I'm surprised this change went through without a wider announcement ahead of rollout.

Discussed for multiple years, announced in Tech/News, highlighted in Scrum of Scrums at least twice over the years. If anything, rather more announcement than something this mild deserves.

Not everyone's been around for years. That bot came into existence last year.
I don't see a mention in the recent few scrum of scrums notes but I didn't look too closely.

Couldn't that page be moved to another namespace, like Project:, and change the content model there to json?

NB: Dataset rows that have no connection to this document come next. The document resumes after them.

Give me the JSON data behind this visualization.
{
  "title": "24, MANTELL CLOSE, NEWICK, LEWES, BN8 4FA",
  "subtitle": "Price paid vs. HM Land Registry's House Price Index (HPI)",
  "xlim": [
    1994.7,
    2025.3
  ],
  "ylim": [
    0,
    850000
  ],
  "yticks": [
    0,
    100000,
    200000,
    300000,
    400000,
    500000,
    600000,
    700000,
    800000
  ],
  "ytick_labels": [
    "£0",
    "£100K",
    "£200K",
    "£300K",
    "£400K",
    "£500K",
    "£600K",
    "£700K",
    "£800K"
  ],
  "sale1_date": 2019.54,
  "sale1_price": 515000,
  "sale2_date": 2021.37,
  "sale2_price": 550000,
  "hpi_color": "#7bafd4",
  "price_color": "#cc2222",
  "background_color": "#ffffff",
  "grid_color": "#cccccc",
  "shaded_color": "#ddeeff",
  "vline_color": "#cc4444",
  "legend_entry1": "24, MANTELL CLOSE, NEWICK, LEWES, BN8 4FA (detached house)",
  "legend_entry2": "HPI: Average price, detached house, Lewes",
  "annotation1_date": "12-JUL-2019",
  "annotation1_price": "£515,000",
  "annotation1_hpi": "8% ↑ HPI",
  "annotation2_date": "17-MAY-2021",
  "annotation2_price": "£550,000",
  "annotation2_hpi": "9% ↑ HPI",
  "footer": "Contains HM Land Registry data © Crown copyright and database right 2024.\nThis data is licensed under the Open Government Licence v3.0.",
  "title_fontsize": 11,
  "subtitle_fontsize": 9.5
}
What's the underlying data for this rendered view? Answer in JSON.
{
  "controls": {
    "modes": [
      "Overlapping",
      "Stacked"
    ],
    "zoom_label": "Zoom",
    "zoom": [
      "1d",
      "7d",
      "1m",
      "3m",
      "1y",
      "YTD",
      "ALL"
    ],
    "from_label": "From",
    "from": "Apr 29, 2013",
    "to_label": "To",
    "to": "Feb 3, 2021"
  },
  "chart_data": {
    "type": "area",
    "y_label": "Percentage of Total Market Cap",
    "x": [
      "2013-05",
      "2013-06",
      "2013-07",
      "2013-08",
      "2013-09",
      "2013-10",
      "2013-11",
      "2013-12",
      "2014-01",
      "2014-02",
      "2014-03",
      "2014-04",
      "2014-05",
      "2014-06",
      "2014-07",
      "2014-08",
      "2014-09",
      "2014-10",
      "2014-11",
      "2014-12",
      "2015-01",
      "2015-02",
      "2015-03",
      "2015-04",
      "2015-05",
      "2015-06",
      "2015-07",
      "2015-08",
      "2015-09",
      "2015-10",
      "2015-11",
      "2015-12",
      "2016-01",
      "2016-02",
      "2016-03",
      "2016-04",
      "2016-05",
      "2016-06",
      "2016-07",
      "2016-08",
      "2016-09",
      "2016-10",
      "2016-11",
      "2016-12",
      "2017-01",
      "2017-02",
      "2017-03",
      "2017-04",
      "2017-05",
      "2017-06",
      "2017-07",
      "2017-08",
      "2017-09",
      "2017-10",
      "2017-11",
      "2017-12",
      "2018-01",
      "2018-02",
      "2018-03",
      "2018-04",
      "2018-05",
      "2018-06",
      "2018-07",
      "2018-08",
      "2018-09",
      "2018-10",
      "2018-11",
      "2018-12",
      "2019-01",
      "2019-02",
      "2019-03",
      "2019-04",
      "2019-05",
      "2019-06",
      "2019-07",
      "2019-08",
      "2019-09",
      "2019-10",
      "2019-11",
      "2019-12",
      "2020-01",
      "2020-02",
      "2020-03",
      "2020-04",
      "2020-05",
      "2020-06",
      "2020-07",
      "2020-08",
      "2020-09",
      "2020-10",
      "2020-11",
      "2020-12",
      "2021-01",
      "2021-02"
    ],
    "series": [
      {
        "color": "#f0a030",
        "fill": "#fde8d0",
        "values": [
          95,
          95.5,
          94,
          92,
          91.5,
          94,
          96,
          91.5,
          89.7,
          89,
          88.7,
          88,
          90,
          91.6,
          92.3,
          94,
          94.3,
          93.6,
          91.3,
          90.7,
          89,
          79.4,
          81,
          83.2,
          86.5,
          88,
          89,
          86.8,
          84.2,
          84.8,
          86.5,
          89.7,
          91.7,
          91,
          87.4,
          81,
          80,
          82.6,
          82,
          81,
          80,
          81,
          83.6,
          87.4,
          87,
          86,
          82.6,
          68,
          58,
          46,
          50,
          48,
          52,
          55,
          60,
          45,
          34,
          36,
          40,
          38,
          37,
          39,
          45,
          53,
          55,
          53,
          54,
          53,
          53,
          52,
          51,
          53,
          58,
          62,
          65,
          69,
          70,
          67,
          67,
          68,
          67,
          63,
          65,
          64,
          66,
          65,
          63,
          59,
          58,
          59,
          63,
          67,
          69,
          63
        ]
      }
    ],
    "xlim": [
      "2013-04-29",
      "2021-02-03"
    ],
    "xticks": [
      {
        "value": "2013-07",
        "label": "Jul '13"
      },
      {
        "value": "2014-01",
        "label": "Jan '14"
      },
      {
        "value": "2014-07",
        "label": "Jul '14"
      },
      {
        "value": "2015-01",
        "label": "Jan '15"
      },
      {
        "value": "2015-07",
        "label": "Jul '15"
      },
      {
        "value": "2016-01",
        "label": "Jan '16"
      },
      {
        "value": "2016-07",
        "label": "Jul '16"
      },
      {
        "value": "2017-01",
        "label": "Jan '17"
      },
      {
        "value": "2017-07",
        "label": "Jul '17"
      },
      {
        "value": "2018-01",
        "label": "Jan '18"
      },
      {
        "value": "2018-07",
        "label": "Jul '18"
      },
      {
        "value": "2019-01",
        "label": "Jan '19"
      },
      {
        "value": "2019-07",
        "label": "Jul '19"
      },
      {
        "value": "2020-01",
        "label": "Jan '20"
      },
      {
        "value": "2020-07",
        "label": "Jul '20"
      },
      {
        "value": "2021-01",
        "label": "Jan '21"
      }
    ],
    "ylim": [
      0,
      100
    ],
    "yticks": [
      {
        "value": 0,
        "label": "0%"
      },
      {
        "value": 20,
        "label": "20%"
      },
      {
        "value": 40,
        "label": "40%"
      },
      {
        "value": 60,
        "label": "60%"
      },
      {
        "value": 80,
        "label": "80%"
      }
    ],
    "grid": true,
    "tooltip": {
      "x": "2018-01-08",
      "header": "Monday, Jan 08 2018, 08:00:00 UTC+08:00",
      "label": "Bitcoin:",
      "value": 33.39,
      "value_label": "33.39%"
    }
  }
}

You could move it to the Project namespace?

Given the nature of our bot, I think we could get away with this. However on enwiki anything in the WP namespace is usually subject to scrutiny, so other bot operators probably will have trouble storing their config pages there. I realize this probably won't be an issue some 90-something percent of the time, as any given bot config is rarely edited. It was just really neat that we could allow non-admins to make configuration changes.

In general, asking users to edit JSON isn't ideal.

In general, yes. The old Popular Pages Bot had a full-on wiki-like interface on Toolforge, such that any changes can be audited. The community asked that we replicate this functionality, and instead of building a whole new tool we opted for an on-wiki config page since it offers a revision history.

Additionally, now when viewing a JSON page, it shows the same warnings at the top that JS/CSS pages do

Could you file a separate bug for that?

Created at T194086

For now we will try to move the Popular Pages Bot documentation and config to the WP namespace. Thanks!